Our correspondent Justice Godfrey Okamgba had a chat with Maxwell Ogunfuyi, Co-Founder and Chief Operating Officer of Scholarx about Edutech platforms in Nigeria. Enjoy…
Lots of Edutech platforms are springing up in Nigeria of which Scholarx is one of them. In view of this, what is the principal goal and objective of Scholarx?
Our objective at ScholarX is to impact lives by connecting students with education funding opportunities. We want to fund 5million students in the Next Five years.
2. Do you have any unique value proposition, what are the features that separate your platform from others?
We created a Scholarship Aggregator App, An Education Crowdfunding Platform (Village) and a Scholarship Management Service for corporations and individuals that wish to sponsor students or Schools in Nigeria.
Our platform provides access information to study home/abroad for free or even at cheaper rate. Even students from low-income families’ access funds for education, the link that connects organisations and the diaspora with people who need help with education finance
3. In what specific areas has technology disrupted education in Nigeria, not globally?

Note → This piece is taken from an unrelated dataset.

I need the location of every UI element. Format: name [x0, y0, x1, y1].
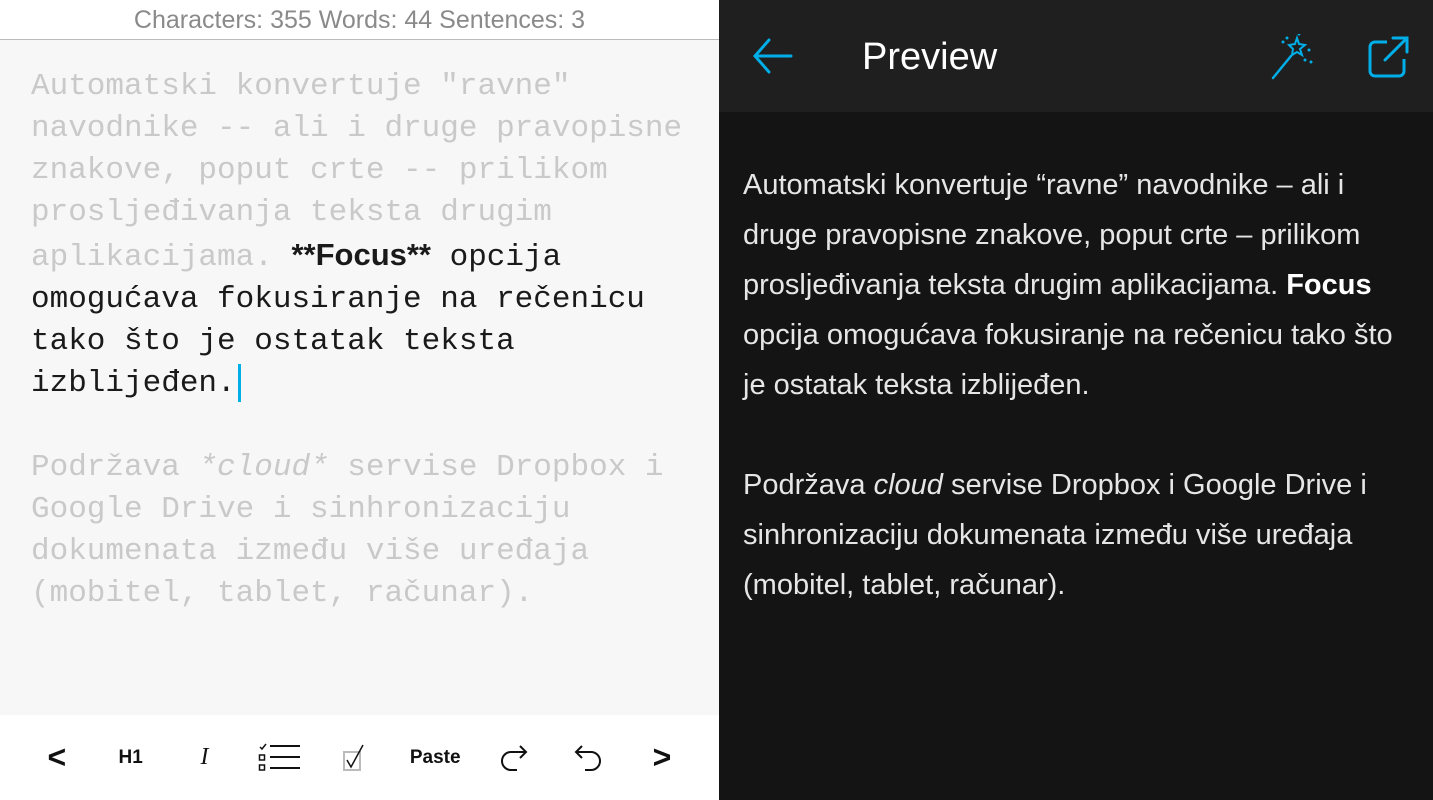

The use of Social Media Platforms like Facebook and Twitter, as well as a professional group like LinkedIn to reach more people, both users, and sponsors.
However, millions of Nigerians are actively online and the only way to reach them is to tap in the environment they can be found
4. What have been the reactions of Nigeria towards Scholarx in terms of patronage and income generation?
The reaction has been good in the last 6months after we launched the ScholarX Village Platform, but at the beginning, it was discouraging as many of our users were skeptical about the genuineness and authenticity of our content.
You know that Nigeria is a unique market, so we had to understand the market first then we introduced what they really needed.
5. If you received a grant from any investor, how would you channel the resources towards Schorlarx?
We need sponsors; we need grants as well as investors. If we receive grants, it will be used to build a 10,000 Diaspora Donor Database -Expand reach across 10 states in Nigeria – Onboard 50k students on Village Platform, grow tech team with 3 front-end and 2 back-and developers, build the Marketing and Business Development function to grow to 200,000 users by Q1 2019.
6. Nigeria still looks very much an offline country at the moment, in line with what you are doing, what are your views about that?
Nigeria is an online country. Many youths are always online, especially in the cities. Our target is to cover this space.
As for Nigerians that are offline, we have teamed up with Npower, a Federal Government initiative to see how teachers posted to remote areas that can onboard offline students to ScholarX platform. More news on this will be shared later on this year
7. In what areas do you think the government could help platforms like yours soar?
Invest in startups; Create more funding opportunities; create more scholarships especially in areas less covered – Arts, Business and History, and Culture in addition to the STEM curriculum that is currently being promoted by UN.